Friday, June 27, 2008

Good Timing.

"Are you sure?"

"Benny what do you mean 'am I sure'?" Who says that? Who thinks that? Why did I say that?

"I just mean are you sure you really feel that way? I would hate for you to say it and not mean it about 800 miles more than I would hate it if you never said it. Please, YOung I just... I just don't..."

Oh God. What had he done? Had he ruined it? Had he changed everything? Had he ruined that sweet soft moment with something he could never take back? Had he damaged that easy free way Benny looked at him and thought about him and drove in the car aimlessly with him while listening to music he knew she didn't love just to make him happy. He was sure of what he said, but he should have been more sure of how she would have reacted.

"It's umm.. wow. No, sorry I didn't mean... I only meant- I just feel a lot for you Benny, you know that."

"Of course I do. I know it so well, and i feel the same, it's just... When people put it like that, Young, it aways goes wrong.
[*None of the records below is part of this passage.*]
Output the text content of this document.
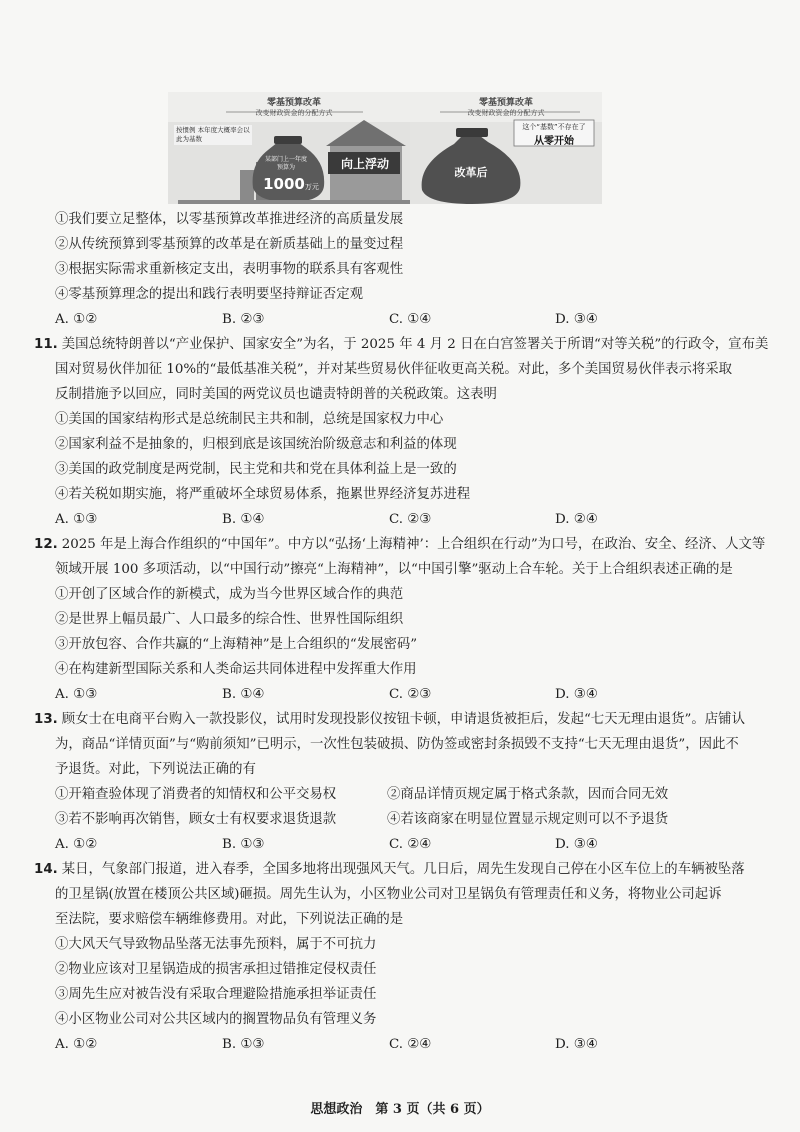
零基预算改革
改变财政资金的分配方式
按惯例 本年度大概率会以此为基数
某部门上一年度预算为
1000万元
向上浮动
零基预算改革
改变财政资金的分配方式
这个“基数”不存在了
从零开始
改革后
①我们要立足整体，以零基预算改革推进经济的高质量发展
②从传统预算到零基预算的改革是在新质基础上的量变过程
③根据实际需求重新核定支出，表明事物的联系具有客观性
④零基预算理念的提出和践行表明要坚持辩证否定观
A. ①②	B. ②③	C. ①④	D. ③④
11. 美国总统特朗普以“产业保护、国家安全”为名，于 2025 年 4 月 2 日在白宫签署关于所谓“对等关税”的行政令，宣布美
国对贸易伙伴加征 10%的“最低基准关税”，并对某些贸易伙伴征收更高关税。对此，多个美国贸易伙伴表示将采取
反制措施予以回应，同时美国的两党议员也谴责特朗普的关税政策。这表明
①美国的国家结构形式是总统制民主共和制，总统是国家权力中心
②国家利益不是抽象的，归根到底是该国统治阶级意志和利益的体现
③美国的政党制度是两党制，民主党和共和党在具体利益上是一致的
④若关税如期实施，将严重破坏全球贸易体系，拖累世界经济复苏进程
A. ①③	B. ①④	C. ②③	D. ②④
12. 2025 年是上海合作组织的“中国年”。中方以“弘扬‘上海精神’：上合组织在行动”为口号，在政治、安全、经济、人文等
领域开展 100 多项活动，以“中国行动”擦亮“上海精神”，以“中国引擎”驱动上合车轮。关于上合组织表述正确的是
①开创了区域合作的新模式，成为当今世界区域合作的典范
②是世界上幅员最广、人口最多的综合性、世界性国际组织
③开放包容、合作共赢的“上海精神”是上合组织的“发展密码”
④在构建新型国际关系和人类命运共同体进程中发挥重大作用
A. ①③	B. ①④	C. ②③	D. ③④
13. 顾女士在电商平台购入一款投影仪，试用时发现投影仪按钮卡顿，申请退货被拒后，发起“七天无理由退货”。店铺认
为，商品“详情页面”与“购前须知”已明示，一次性包装破损、防伪签或密封条损毁不支持“七天无理由退货”，因此不
予退货。对此，下列说法正确的有
①开箱查验体现了消费者的知情权和公平交易权	②商品详情页规定属于格式条款，因而合同无效
③若不影响再次销售，顾女士有权要求退货退款	④若该商家在明显位置显示规定则可以不予退货
A. ①②	B. ①③	C. ②④	D. ③④
14. 某日，气象部门报道，进入春季，全国多地将出现强风天气。几日后，周先生发现自己停在小区车位上的车辆被坠落
的卫星锅(放置在楼顶公共区域)砸损。周先生认为，小区物业公司对卫星锅负有管理责任和义务，将物业公司起诉
至法院，要求赔偿车辆维修费用。对此，下列说法正确的是
①大风天气导致物品坠落无法事先预料，属于不可抗力
②物业应该对卫星锅造成的损害承担过错推定侵权责任
③周先生应对被告没有采取合理避险措施承担举证责任
④小区物业公司对公共区域内的搁置物品负有管理义务
A. ①②	B. ①③	C. ②④	D. ③④
思想政治　第 3 页（共 6 页）
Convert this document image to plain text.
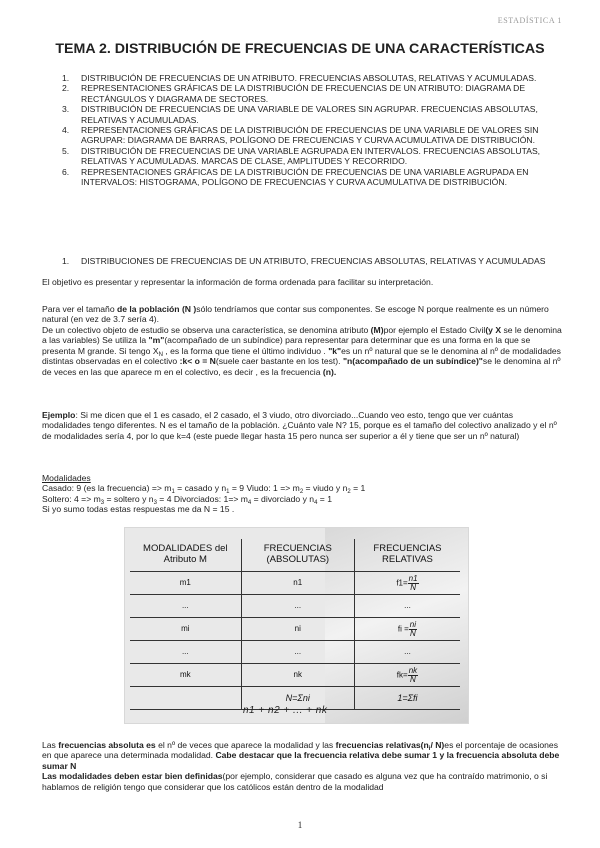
ESTADÍSTICA 1
TEMA 2. DISTRIBUCIÓN DE FRECUENCIAS DE UNA CARACTERÍSTICAS
1.	DISTRIBUCIÓN DE FRECUENCIAS DE UN ATRIBUTO. FRECUENCIAS ABSOLUTAS, RELATIVAS Y ACUMULADAS.
2.	REPRESENTACIONES GRÁFICAS DE LA DISTRIBUCIÓN DE FRECUENCIAS DE UN ATRIBUTO: DIAGRAMA DE RECTÁNGULOS Y DIAGRAMA DE SECTORES.
3.	DISTRIBUCIÓN DE FRECUENCIAS DE UNA VARIABLE DE VALORES SIN AGRUPAR. FRECUENCIAS ABSOLUTAS, RELATIVAS Y ACUMULADAS.
4.	REPRESENTACIONES GRÁFICAS DE LA DISTRIBUCIÓN DE FRECUENCIAS DE UNA VARIABLE DE VALORES SIN AGRUPAR: DIAGRAMA DE BARRAS, POLÍGONO DE FRECUENCIAS Y CURVA ACUMULATIVA DE DISTRIBUCIÓN.
5.	DISTRIBUCIÓN DE FRECUENCIAS DE UNA VARIABLE AGRUPADA EN INTERVALOS. FRECUENCIAS ABSOLUTAS, RELATIVAS Y ACUMULADAS. MARCAS DE CLASE, AMPLITUDES Y RECORRIDO.
6.	REPRESENTACIONES GRÁFICAS DE LA DISTRIBUCIÓN DE FRECUENCIAS DE UNA VARIABLE AGRUPADA EN INTERVALOS: HISTOGRAMA, POLÍGONO DE FRECUENCIAS Y CURVA ACUMULATIVA DE DISTRIBUCIÓN.
1.	DISTRIBUCIONES DE FRECUENCIAS DE UN ATRIBUTO, FRECUENCIAS ABSOLUTAS, RELATIVAS Y ACUMULADAS

El objetivo es presentar y representar la información de forma ordenada para facilitar su interpretación.

Para ver el tamaño de la población (N )sólo tendríamos que contar sus componentes. Se escoge N porque realmente es un número natural (en vez de 3.7 sería 4).

De un colectivo objeto de estudio se observa una característica, se denomina atributo (M)por ejemplo el Estado Civil(y X se le denomina a las variables) Se utiliza la "m"(acompañado de un subíndice) para representar para determinar que es una forma en la que se presenta M grande. Si tengo $X_N$ , es la forma que tiene el último individuo . "k"es un nº natural que se le denomina al nº de modalidades distintas observadas en el colectivo :k< o = N(suele caer bastante en los test). "n(acompañado de un subíndice)"se le denomina al nº de veces en las que aparece m en el colectivo, es decir , es la frecuencia (n).

Ejemplo: Si me dicen que el 1 es casado, el 2 casado, el 3 viudo, otro divorciado...Cuando veo esto, tengo que ver cuántas modalidades tengo diferentes. N es el tamaño de la población. ¿Cuánto vale N? 15, porque es el tamaño del colectivo analizado y el nº de modalidades sería 4, por lo que k=4 (este puede llegar hasta 15 pero nunca ser superior a él y tiene que ser un nº natural)

Modalidades

Casado: 9 (es la frecuencia) => $m_1$ = casado y $n_1 = 9$ Viudo: $1 => m_2$ = viudo y $n_2 = 1$

Soltero: $4 => m_3$ = soltero y $n_3 = 4$ Divorciados: $1=> m_4$ = divorciado y $n_4 = 1$

Si yo sumo todas estas respuestas me da N = 15 .

MODALIDADES del Atributo M	FRECUENCIAS (ABSOLUTAS)	FRECUENCIAS RELATIVAS
m1	n1	$f1= \frac{n1}{N}$

...	...	...
mi	ni	fi = $\frac{ni}{N}$

...	...	...
mk	nk	$fk= \frac{nk}{N}$

	N=Σni	1=Σfi
n1 + n2 + ... + nk

Las frecuencias absoluta es el nº de veces que aparece la modalidad y las frecuencias $relativas(n_i/$ N)es el porcentaje de ocasiones en que aparece una determinada modalidad. Cabe destacar que la frecuencia relativa debe sumar 1 y la frecuencia absoluta debe sumar N

Las modalidades deben estar bien definidas(por ejemplo, considerar que casado es alguna vez que ha contraído matrimonio, o si hablamos de religión tengo que considerar que los católicos están dentro de la modalidad

1
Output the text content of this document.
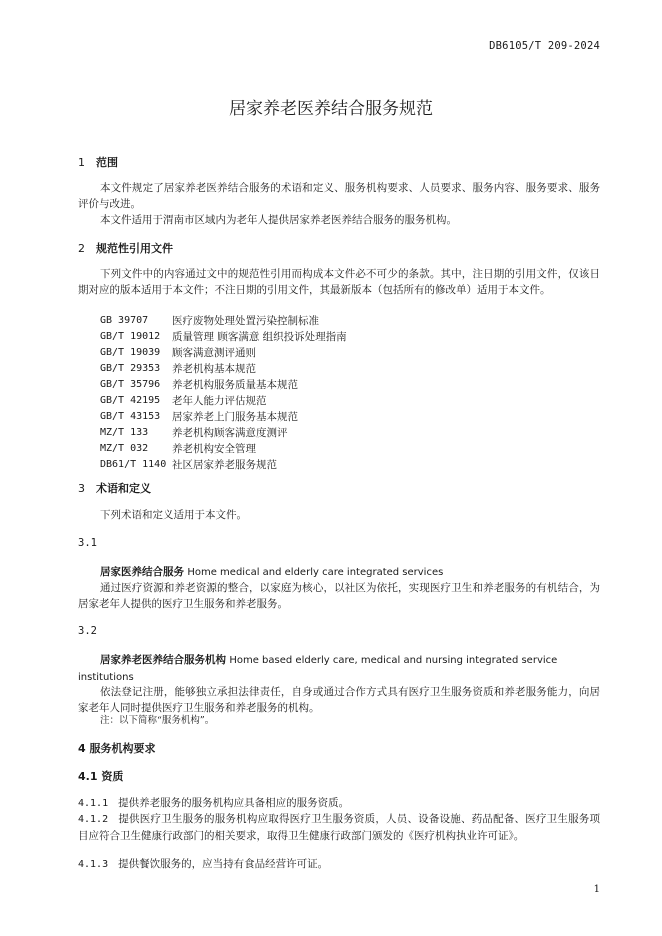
DB6105/T 209-2024
居家养老医养结合服务规范
1 范围
本文件规定了居家养老医养结合服务的术语和定义、服务机构要求、人员要求、服务内容、服务要求、服务评价与改进。
本文件适用于渭南市区域内为老年人提供居家养老医养结合服务的服务机构。
2 规范性引用文件
下列文件中的内容通过文中的规范性引用而构成本文件必不可少的条款。其中，注日期的引用文件，仅该日期对应的版本适用于本文件；不注日期的引用文件，其最新版本（包括所有的修改单）适用于本文件。
GB 39707	医疗废物处理处置污染控制标准
GB/T 19012	质量管理 顾客满意 组织投诉处理指南
GB/T 19039	顾客满意测评通则
GB/T 29353	养老机构基本规范
GB/T 35796	养老机构服务质量基本规范
GB/T 42195	老年人能力评估规范
GB/T 43153	居家养老上门服务基本规范
MZ/T 133	养老机构顾客满意度测评
MZ/T 032	养老机构安全管理
DB61/T 1140 社区居家养老服务规范
3 术语和定义
下列术语和定义适用于本文件。
3.1
居家医养结合服务 Home medical and elderly care integrated services
通过医疗资源和养老资源的整合，以家庭为核心，以社区为依托，实现医疗卫生和养老服务的有机结合，为居家老年人提供的医疗卫生服务和养老服务。
3.2
居家养老医养结合服务机构 Home based elderly care, medical and nursing integrated service institutions
依法登记注册，能够独立承担法律责任，自身或通过合作方式具有医疗卫生服务资质和养老服务能力，向居家老年人同时提供医疗卫生服务和养老服务的机构。
注：以下简称“服务机构”。
4 服务机构要求
4.1 资质
4.1.1 提供养老服务的服务机构应具备相应的服务资质。
4.1.2 提供医疗卫生服务的服务机构应取得医疗卫生服务资质，人员、设备设施、药品配备、医疗卫生服务项目应符合卫生健康行政部门的相关要求，取得卫生健康行政部门颁发的《医疗机构执业许可证》。
4.1.3 提供餐饮服务的，应当持有食品经营许可证。
1
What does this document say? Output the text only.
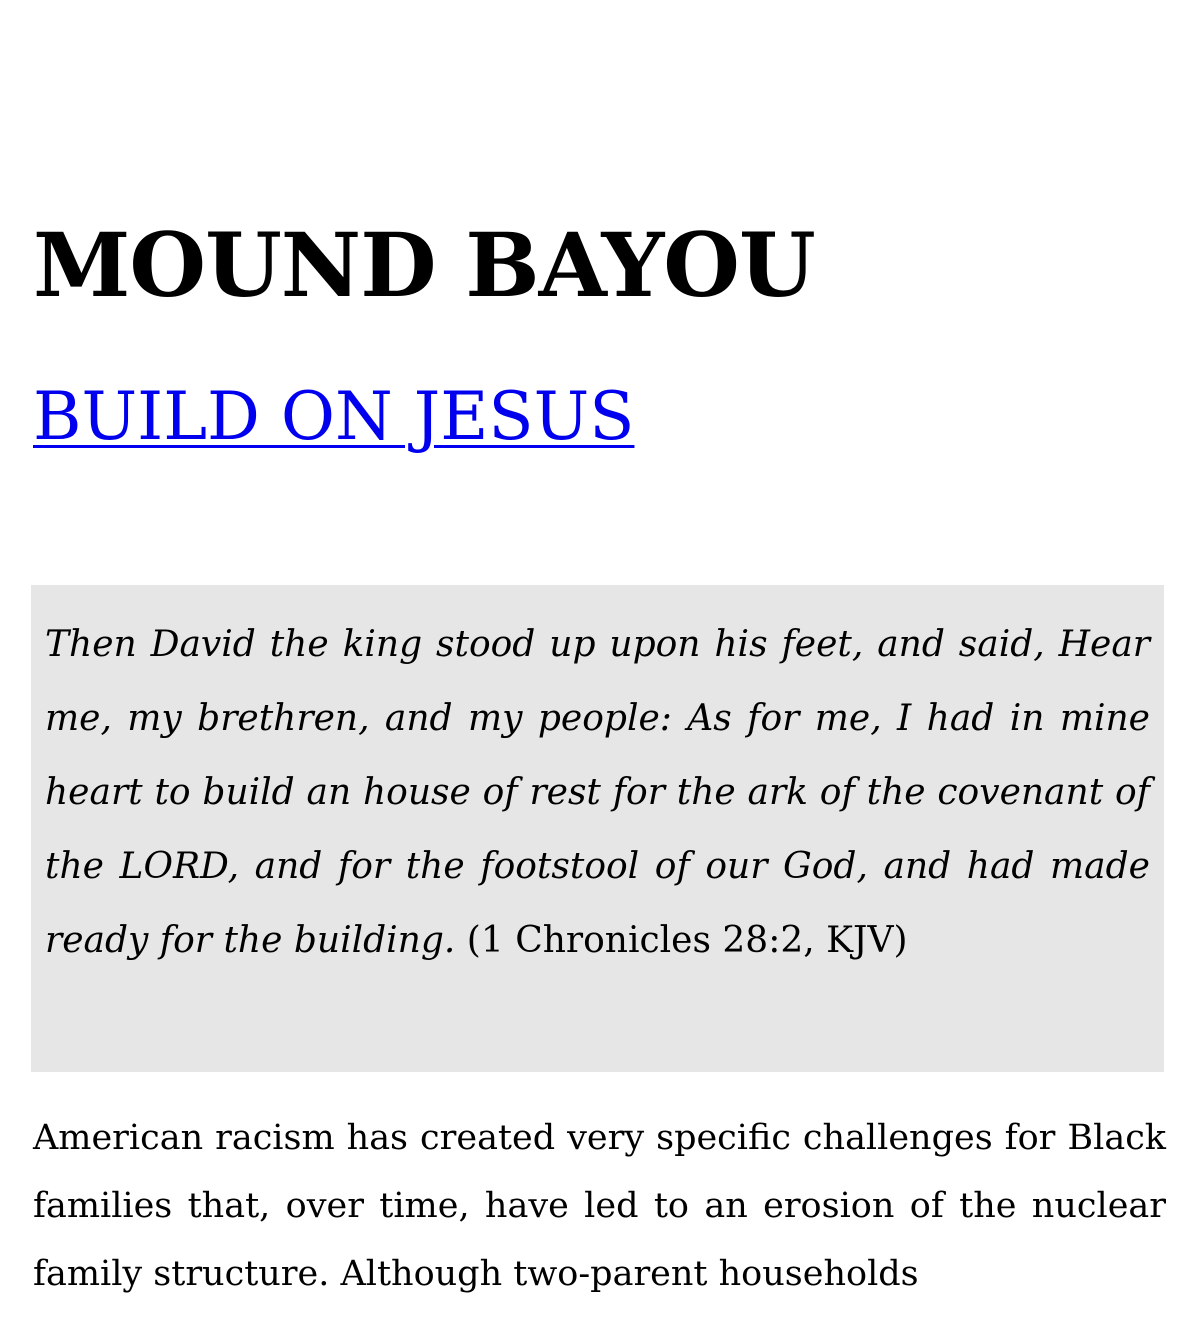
MOUND BAYOU
BUILD ON JESUS

Then David the king stood up upon his feet, and said, Hear me, my brethren, and my people: As for me, I had in mine heart to build an house of rest for the ark of the covenant of the LORD, and for the footstool of our God, and had made ready for the building. (1 Chronicles 28:2, KJV)

American racism has created very specific challenges for Black families that, over time, have led to an erosion of the nuclear family structure. Although two-parent households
Just plain wrong."

How could loving her be wrong, ever? He just kissed her forehead and made a move for the door, pushing back a secret tear and wanting to run.

"I would just rather say that you make me feel like summertime and lemonade and babies running through a sprinkler and the sunlight kissing our bare skin. Or like the moment just before the first snow fall when the whole world is holding their breath and waiting for the silence that follows waking up to a white morning in the middle of December. Or like the first welcoming hug after returning from a trip you didn't want to take in the first place. Please Young, I just don't ever want you to change your mind."

How could anyone stop loving her, ever? He just kissed her forehead and understood in the same moment what he was always feeling when she was in his arms. That she was sad and lonely and just wanted what he wanted to give her.